In the first Kenya case, the ICC prosecutor, Luis Moreno-Ocampo, has accused William Samoei Ruto, Henry Kiprono Kosgey, and Joshua arap Sang of committing crimes against humanity during the violence that followed the December 27, 2007 disputed presidential election in Kenya. A confirmation of charges hearing in the second Kenya case, which involves charges of crimes against humanity also allegedly committed during the post-election violence against Francis Kirimi Muthaura, Uhuru Muigai Kenyatta, and Mohammad Hussein Ali, is expected to begin on September 22, 2011.
Ruto and Kosgey are senior officials of the then opposition party, Orange Democratic Movement (ODM) as well as members of parliament and former cabinet ministers. Sang was a vernacular radio programme host at the time of the violence. They are accused of violence toward supporters of the president’s party, Party of National Unityb (PNU) while those charged in the second case are accused of violence against backers of the ODM.
“The April appearance of Ruto and his co-defendants in the dock at the ICC was an extraordinary moment, the first time many Kenyans had seen their political leaders called to account,” said Elizabeth Evenson, senior international justice counsel at Human Rights Watch. “This hearing is another step toward ending impunity for Kenya’s election-related violence.”

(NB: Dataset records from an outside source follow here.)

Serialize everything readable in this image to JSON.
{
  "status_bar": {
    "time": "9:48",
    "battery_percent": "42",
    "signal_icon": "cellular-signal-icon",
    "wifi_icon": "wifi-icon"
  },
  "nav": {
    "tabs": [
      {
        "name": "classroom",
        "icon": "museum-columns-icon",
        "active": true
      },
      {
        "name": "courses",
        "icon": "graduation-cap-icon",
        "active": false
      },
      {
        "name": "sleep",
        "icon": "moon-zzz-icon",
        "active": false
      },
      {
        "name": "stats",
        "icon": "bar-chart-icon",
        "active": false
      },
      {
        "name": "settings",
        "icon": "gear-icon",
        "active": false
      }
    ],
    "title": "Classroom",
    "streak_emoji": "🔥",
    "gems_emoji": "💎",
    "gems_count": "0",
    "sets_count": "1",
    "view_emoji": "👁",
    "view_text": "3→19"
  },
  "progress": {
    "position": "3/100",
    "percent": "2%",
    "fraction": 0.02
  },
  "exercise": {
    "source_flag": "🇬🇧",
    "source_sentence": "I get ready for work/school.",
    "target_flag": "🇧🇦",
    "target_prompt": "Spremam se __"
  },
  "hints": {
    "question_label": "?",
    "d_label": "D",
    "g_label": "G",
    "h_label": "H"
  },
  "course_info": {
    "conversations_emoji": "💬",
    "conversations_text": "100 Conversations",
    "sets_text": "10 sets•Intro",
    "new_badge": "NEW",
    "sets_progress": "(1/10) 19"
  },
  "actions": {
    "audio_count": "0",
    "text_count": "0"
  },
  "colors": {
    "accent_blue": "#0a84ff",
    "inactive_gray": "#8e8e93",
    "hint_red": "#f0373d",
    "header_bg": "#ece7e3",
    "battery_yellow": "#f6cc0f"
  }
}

The hearing is not a trial and will not determine the guilt of Ruto, Kosgey, or Sang. Instead, the limited purpose is to allow the judges to evaluate whether the prosecutor has enough evidence to move ahead with a trial. The defendants will have the opportunity to object to the charges, challenge the prosecutor’s evidence, and present their own evidence. The defendants have indicated that they each intend to call witnesses.
Under the court’s innovative system allowing for victim participation, 327 victims have been authorized to participate in the hearing through a common legal representative. On behalf of these victims, the legal representative may make open and closing statements, and may also seek the court’s permission to question witnesses and provide written submissions.
The Kenya investigation ” the ICC’s fifth” was opened in March 2010 after the prosecutor received authorization from the court. The ICC prosecutor’s investigations have focused on the violence in Kenya that followed what was widely perceived as a rigged presidential election in favor of the incumbent, Mwai Kibaki, in December 2007.